A. Definisi Sosiologi
Sosiologi berasal dari dua kata dasar, yakni socius dari bahasa Latin yang berarti
teman atau sesama dan logos dari bahasa Yunani yang berarti ilmu (Abbercombie, 1984:232).
Secara harafiah sosiologi berarti ilmu tentang hidup bersama atau ilmu tentang hidup
bermasyarakat.
1. Menurut auguste comte : Comte mengartikan sosiologi sebagai ilmu positif tentang
masyarakat. Dia menggunakan istilah positif yang artinya sama dengan empiris. Bagi dia
sosiologi adalah studi empiris tentang masyarakat. Aguste Comte berambisi untuk
menjadikan sosiologi sebagai satu studi ilmiah tentang masyarakat.

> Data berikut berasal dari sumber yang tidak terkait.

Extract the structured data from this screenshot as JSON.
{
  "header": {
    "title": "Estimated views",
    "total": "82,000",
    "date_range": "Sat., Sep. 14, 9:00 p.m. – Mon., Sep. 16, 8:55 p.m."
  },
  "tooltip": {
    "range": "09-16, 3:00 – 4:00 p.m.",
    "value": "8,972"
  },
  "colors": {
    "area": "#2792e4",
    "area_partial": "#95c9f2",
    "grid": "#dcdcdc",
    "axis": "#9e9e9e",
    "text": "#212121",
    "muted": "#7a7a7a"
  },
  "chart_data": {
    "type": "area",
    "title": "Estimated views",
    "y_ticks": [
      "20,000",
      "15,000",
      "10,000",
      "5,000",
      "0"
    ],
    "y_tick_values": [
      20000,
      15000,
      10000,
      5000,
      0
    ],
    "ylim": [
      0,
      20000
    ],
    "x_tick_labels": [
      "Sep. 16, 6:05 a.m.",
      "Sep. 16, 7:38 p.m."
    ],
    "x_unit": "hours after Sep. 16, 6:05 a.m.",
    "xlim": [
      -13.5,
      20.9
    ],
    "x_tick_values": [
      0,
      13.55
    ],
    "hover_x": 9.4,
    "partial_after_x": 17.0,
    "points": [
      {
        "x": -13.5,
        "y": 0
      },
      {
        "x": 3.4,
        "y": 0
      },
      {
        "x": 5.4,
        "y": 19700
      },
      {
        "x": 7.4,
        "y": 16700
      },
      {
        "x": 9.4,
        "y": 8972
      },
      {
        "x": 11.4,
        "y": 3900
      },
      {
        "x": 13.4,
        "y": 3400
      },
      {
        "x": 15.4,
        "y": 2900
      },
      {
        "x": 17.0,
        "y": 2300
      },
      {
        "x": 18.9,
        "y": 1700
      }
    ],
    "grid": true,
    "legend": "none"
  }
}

2. Menurut Emile Durkheim : Sosiologi adalah ilmu yang mempelajari fakta sosial. Fakta
sosial adalah sesuatu yang berada di luar individu.
3. Menurut Max Weber : sosiologi adalah ilmu pengetahuan yang berusaha untuk memahami
tindakan sosial secara interpretatif. Dengan kata lain, sosiologi adalah ilmu yang
berhubungan dengan pemahaman interpretatif mengenai tindakan sosial supaya diperoleh
kejelasan mengenai arah, maksud, dan akibat dari tindakan tersebut.
B. Teori-teori Sosiologi
Setiap Ilmu pengetahuan memiliki teori, Demikian pun halnya dengan sosiologi. Dia
juga memiliki teori-teori. Teori di dalam ilmu sosial adalah semacam perspektif atau cara
pandang dalam meneropong kehidupan masyarakat.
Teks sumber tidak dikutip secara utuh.